Está el día que igual llueve o igual no, y aquí me veis, mirando al cielo por la ventana para afrontar una de esas decisiones trascendentales en la vida de cualquiera: ir al fútbol andando o ir al fútbol en coche. A mí me gusta ir andando: bajar por la ronda a paso ligero y cazar conversaciones ajenas al vuelo. La actitud en la previa de un partido dice mucho de una persona. Yo por fuera soy a menudo optimista, pero por dentro me asalta siempre la posibilidad de una catástrofe. De camino al campo se escucha de todo, del «hoy metemos tres» al «hoy nos meten cuatro», pero gobierna siempre una sensación festiva, un hormigueo juguetón, una alegría expectante y reposada, la alegría justa que va de la primera a la segunda copa, el momento exacto en el que todo es aún posible, el momento antes de la realidad desbordada.

Ir al estadio es un acto en sustancia feliz porque es el último acto del fin de semana. Volver del estadio es por contra el primer acto del lunes, el primero del inicio de la siguiente semana. No se siente tanto la crudeza de una vida como al salir del campo tras una derrota, regresando a casa, pensando en todo lo que has de hacer mañana.

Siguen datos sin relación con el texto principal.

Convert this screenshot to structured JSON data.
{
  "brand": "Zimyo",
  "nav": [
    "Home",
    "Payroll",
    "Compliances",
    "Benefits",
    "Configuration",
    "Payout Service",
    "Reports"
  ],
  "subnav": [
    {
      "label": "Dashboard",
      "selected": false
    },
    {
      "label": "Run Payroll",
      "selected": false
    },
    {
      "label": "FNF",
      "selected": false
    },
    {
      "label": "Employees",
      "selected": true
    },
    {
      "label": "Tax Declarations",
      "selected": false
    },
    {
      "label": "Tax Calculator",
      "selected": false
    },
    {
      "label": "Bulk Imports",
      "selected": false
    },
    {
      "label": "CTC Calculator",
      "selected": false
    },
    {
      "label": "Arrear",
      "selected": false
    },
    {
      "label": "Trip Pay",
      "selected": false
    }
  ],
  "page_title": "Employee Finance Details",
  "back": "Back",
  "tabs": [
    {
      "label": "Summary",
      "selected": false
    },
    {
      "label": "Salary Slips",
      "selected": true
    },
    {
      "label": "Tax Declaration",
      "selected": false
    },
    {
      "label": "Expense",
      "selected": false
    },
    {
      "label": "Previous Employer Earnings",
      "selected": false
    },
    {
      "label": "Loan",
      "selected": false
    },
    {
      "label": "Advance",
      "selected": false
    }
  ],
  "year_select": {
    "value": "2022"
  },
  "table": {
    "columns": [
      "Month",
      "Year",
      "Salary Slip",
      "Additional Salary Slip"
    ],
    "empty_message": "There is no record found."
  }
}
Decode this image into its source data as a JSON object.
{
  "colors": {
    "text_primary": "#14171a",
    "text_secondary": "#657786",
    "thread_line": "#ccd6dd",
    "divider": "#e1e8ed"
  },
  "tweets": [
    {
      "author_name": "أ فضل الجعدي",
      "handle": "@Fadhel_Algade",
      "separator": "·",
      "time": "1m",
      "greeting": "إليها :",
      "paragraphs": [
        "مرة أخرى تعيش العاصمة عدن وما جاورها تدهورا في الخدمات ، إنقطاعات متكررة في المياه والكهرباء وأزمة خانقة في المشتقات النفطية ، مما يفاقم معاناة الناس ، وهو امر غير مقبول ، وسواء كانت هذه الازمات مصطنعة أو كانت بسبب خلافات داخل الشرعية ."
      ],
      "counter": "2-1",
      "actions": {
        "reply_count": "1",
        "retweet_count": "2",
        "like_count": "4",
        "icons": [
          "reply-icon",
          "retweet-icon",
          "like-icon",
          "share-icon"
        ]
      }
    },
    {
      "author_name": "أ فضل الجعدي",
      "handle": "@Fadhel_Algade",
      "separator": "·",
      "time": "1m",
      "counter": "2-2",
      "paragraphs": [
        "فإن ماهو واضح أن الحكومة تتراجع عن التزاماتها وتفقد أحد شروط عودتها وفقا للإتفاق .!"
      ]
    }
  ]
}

En el brete, en la duda de ir o no ir al campo en caso de lluvia, recomiendo ir siempre. A veces da una pereza enorme, sobre todo si el partido es televisado. A veces no hace falta ni televisión porque basta con pensar en quedarte en casa dándole al Football Manager y escuchando el partido por la radio. Pero hay que ir por una cosa. El sentimiento de culpa es fatal en caso de derrota. No se puede con ese remordimiento. Hay que ir porque si vas te sentirás después mejor sea cual sea el resultado, como si vas a clase en el último momento, venciendo a la desgana, que luego pensarás incluso que eres un héroe, que eres mejor persona.

En Castalia cuando llueve puedes cambiar de asiento y refugiarte en una zona cubierta. Es una de esas cosas que dan sentido a la tradición, donde la costumbre borra la ley. Nunca he visto a nadie quejarse por ello y si alguien se queja podremos decir old man yells at cloud, en plan meme, que viene perfecto.

El caso es que una tarde de lluvia en el estadio marcó mi adolescencia. Marcó para siempre mi relación con el fútbol y con mi equipo. Es una pesadilla recurrente, la cuento mucho, hoy aquí otra vez. El Castellón tenía un equipazo y si ganaba se ponía líder. El rival era el Alzira, que era colista. El Castellón marcó en el primer minuto. Éramos jóvenes y guays y no teníamos que trabajar, nada podía ir mal, no se podía molar más. El Castellón subiría seguro, el futuro nos pertenecía y pronto perderíamos la virginidad, de paso. Lucía un sol impecable, lucía un sol de justicia, un sol perfecto, pero de alguna manera nos despistamos, algo debimos de hacer mal porque en la segunda parte se puso a llover con mala hostia, con truenos y rayos.

Nos refugiamos en un fondo, en la grada baja: descubrí que necesitaba gafas, no veía nada. Nos empató el Alzira a poco del final: descubrí que lo del ascenso iba a ser más difícil que lo de la virginidad, y de hecho así fue. Nos ganó el Alzira de penalti en el descuento: descubrí que el fútbol te podía poner enfermo. Sentí cómo la humedad y la enfermedad calaban por todo mi cuerpo, sentí que mi casa estaba lejísimos en ese momento. El lunes no fui al instituto, por supuesto. El Castellón no levantó cabeza, por supuesto. No he vuelto a estar tranquilo en ningún partido hasta el pitido final, por supuesto. Y quizá ahí se enquistó en mí el miedo a una catástrofe que me acompaña ahora cuando voy al campo siempre, andando o en coche, un temor afilado e infecto.